Billet du lundi 02 juin 2025, rédigé par Gérard Chesnel, membre fondateur et membre du Conseil d’administration de Geopragma.

     On n’a pas fini de calculer les conséquences du récent affrontement entre l’Inde et le Pakistan au Cachemire. L’épisode le plus spectaculaire en est la possible (probable ?) destruction d’un ou de plusieurs avions de combat indiens de fabrication française (Mirage et/ou Rafale). Depuis trois semaines les deux camps se disputent pour établir le bilan des derniers engagements, chacun prétendant bien entendu avoir infligé des pertes significatives à l’ennemi. Il sera d’autant plus difficile d’établir la vérité que les deux camps manquent singulièrement de transparence dans cette affaire et ne peuvent notamment pas fournir de preuves de ce qu’ils avancent. Néanmoins, l’embarras évident de l’Inde et le triomphalisme sans doute exagéré du Pakistan ont suscité, chez ce dernier et en Chine, des réactions de l’opinion publique difficiles à contenir.
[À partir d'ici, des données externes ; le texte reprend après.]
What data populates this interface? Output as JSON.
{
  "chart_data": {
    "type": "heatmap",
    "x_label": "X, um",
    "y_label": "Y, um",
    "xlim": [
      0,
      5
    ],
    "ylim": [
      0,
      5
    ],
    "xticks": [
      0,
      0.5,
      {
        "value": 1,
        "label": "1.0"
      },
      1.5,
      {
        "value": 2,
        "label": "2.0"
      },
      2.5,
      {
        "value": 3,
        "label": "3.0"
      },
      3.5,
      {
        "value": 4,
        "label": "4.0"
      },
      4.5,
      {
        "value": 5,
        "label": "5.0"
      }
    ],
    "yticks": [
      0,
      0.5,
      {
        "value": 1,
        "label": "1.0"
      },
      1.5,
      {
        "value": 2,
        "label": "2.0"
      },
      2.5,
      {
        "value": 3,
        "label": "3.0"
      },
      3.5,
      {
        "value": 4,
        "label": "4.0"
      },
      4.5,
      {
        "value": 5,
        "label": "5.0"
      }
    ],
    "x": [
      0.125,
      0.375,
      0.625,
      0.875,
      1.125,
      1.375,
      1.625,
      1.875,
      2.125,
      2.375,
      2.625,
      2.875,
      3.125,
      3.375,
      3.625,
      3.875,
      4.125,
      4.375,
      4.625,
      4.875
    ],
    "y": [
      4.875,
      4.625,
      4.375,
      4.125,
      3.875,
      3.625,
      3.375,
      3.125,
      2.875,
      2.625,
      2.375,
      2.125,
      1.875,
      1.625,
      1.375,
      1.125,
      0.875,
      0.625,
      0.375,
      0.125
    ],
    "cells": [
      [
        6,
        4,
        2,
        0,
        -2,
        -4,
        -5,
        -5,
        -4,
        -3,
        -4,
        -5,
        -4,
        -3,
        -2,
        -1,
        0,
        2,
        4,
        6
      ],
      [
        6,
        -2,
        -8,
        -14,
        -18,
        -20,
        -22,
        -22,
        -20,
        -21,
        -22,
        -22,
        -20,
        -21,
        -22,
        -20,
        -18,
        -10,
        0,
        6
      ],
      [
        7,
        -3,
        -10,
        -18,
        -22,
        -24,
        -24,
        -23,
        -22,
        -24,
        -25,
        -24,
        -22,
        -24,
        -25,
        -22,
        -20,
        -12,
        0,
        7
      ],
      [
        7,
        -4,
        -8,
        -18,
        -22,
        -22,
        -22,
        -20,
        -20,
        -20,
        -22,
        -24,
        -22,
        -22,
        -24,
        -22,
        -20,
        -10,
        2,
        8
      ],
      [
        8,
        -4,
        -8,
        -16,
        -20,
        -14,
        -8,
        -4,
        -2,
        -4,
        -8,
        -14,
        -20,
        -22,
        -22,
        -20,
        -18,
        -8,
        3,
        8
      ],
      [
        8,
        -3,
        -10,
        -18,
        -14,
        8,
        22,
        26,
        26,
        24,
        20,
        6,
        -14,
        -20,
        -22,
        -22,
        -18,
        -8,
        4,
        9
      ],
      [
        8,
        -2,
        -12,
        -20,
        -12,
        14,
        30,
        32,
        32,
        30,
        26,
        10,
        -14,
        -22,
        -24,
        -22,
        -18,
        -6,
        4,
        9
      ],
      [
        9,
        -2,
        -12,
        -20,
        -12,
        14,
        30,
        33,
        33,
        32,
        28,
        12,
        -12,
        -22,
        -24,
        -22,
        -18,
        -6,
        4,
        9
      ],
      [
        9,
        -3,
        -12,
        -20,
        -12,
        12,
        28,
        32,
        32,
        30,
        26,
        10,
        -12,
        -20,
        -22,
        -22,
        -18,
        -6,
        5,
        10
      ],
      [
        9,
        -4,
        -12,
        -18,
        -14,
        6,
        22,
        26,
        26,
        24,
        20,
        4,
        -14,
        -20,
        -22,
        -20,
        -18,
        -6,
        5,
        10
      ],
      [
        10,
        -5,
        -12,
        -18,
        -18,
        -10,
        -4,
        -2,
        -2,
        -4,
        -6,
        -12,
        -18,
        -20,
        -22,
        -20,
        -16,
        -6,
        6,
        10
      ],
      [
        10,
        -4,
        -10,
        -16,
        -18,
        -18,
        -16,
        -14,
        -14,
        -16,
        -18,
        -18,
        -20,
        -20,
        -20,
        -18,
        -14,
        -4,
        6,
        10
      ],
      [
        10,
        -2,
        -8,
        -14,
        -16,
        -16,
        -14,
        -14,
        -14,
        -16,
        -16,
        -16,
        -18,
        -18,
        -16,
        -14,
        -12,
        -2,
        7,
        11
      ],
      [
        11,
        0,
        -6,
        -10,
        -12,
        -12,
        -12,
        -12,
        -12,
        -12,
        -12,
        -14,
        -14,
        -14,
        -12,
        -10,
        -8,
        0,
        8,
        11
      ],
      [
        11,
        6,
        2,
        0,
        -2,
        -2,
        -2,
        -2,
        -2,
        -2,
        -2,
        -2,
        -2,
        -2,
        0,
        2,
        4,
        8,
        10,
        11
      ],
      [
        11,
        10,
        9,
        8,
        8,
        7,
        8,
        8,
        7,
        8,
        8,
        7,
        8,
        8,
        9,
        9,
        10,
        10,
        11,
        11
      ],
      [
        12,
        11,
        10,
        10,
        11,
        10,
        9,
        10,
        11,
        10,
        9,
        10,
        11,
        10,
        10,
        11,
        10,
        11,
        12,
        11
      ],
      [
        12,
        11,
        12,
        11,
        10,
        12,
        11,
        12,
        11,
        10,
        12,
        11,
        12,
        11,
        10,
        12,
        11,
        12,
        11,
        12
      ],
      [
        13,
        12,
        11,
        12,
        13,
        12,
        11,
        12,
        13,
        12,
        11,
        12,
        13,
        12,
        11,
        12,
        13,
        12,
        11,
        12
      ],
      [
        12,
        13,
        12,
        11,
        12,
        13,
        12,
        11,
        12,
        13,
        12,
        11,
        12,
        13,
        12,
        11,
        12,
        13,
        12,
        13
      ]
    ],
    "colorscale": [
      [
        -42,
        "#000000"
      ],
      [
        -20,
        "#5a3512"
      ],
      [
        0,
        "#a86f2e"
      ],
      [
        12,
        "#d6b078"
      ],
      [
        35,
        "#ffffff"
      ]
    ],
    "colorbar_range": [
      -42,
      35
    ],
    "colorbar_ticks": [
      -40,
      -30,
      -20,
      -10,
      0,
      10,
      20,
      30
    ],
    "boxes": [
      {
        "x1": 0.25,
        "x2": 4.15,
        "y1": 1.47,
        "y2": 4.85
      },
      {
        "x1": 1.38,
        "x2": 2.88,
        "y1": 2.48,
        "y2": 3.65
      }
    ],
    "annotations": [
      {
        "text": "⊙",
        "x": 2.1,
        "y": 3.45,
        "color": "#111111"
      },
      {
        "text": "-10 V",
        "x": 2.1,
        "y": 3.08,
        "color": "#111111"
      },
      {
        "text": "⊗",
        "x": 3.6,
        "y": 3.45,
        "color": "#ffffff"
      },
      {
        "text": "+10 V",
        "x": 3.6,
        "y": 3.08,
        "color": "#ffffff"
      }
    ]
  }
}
         En Chine en particulier, les réseaux sociaux ont passé en boucle des images de l’armée pakistanaise célébrant sa « victoire » et des photographies de débris d’avion qui auraient appartenu à un ou plusieurs Rafales. L’enthousiasme des Chinois est d’autant plus grand que l’avion français aurait été abattu par un J-10, avion de fabrication chinoise, censé être moins sophistiqué (mais peut-être plus fiable ?) que le Rafale. Ce triomphalisme est perceptible bien au-delà de la Chine ou du Pakistan jusque dans les communautés chinoises de France. Et Pékin met habilement en scène tout ce qui peut rabaisser l’aviation française, réputée jusqu’alors quasiment invincible, et la France toute entière : voilà un nouvel épisode de French bashing à la mode chinoise. Les pertes significatives de Dassault en bourse montrent que les milieux d’affaires, sans chercher à savoir le fond des choses, sont bien sur la même longueur d’onde.
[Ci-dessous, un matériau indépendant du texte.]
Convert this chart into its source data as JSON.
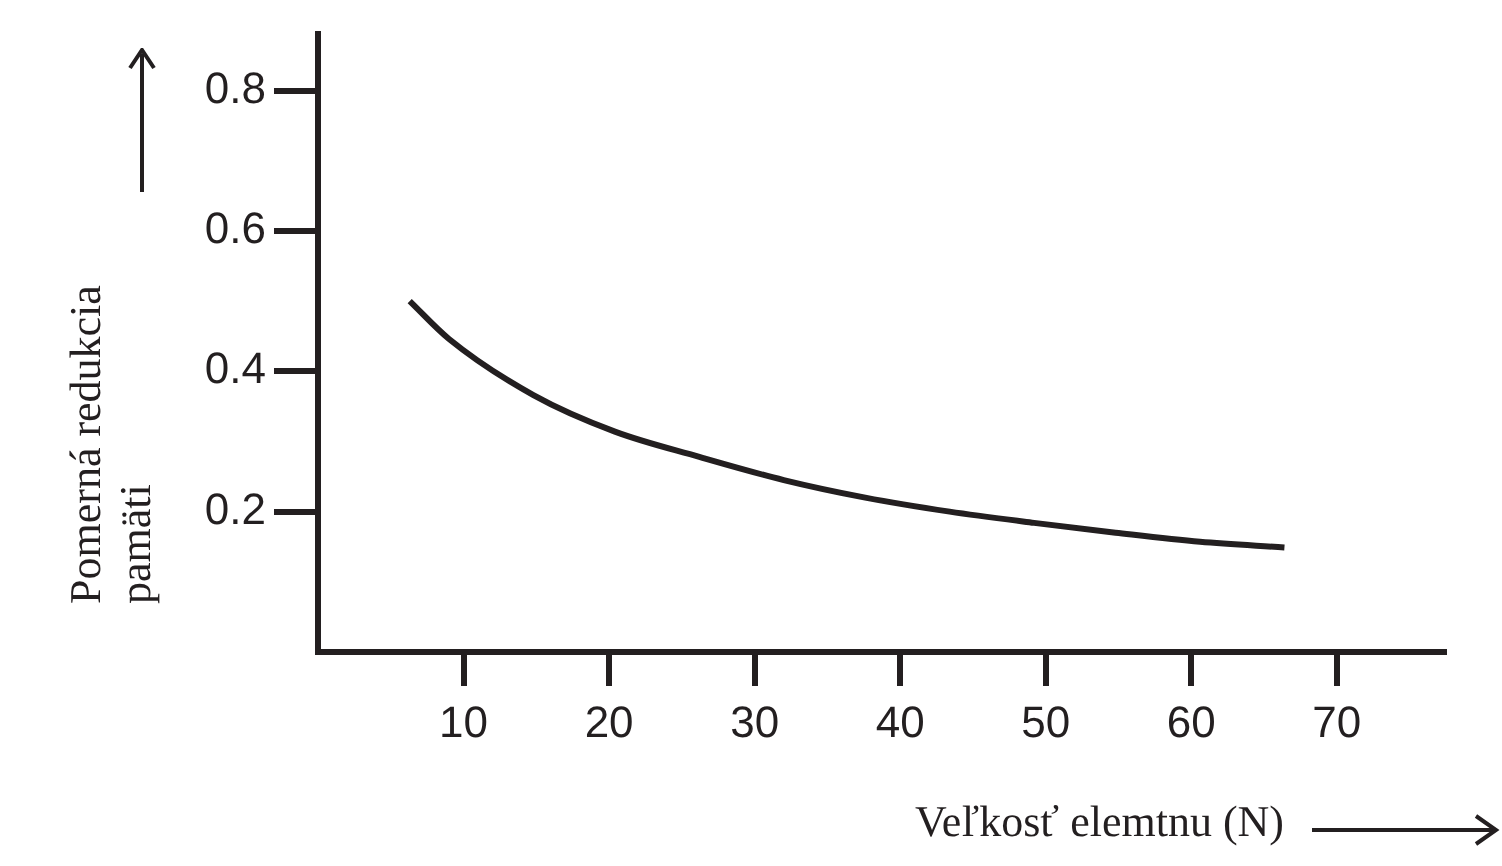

     Dans ce contexte, on peut s’interroger sur l’état d’esprit de l’armée taiwanaise qui s’est dotée d’une soixantaine de Mirage 2000-5 voilà une trentaine d’années, à côté des F-16 américains. Et la situation de Taipeh est d’autant plus inquiétante que Xi Jinping maintient ses pressions pour la « réunification » de la patrie et que l’allié américain, avec Trump, semble moins sûr qu’auparavant. Certes, dans la rivalité qui oppose les Etats-Unis à la Chine, Taiwan représente pour Washington un atout stratégique important. Mais les préoccupations du Président américain semblent actuellement plutôt tournées vers le Groenland et Panama que vers l’Asie. Et le nombre d’exemples où Washington a lâché ses alliés, au fil de l’évolution de ses intérêts propres n’est pas fait pour rassurer.

  Pour l’industrie militaire française, il est crucial de restaurer son image. Les nombreux contrats de vente de Rafales actuellement en discussion notamment avec les pays du Golfe risquent de ne pas être honorés si la confiance disparaît. Peut-être avons-nous été trop rapides en dotant l’armée indienne d’appareils de dernière génération sans s’être assurés de la capacité des pilotes à les maîtriser. Lors de la vente des Mirage à Taiwan, les pilotes taiwanais avaient passé de longues semaines de formation en France. En a-t-il été de même avec les pilotes indiens de Rafales ? Toujours est-il que le mal est fait et que la pente sera difficile à remonter dans un contexte de concurrence internationale plus tendu que jamais.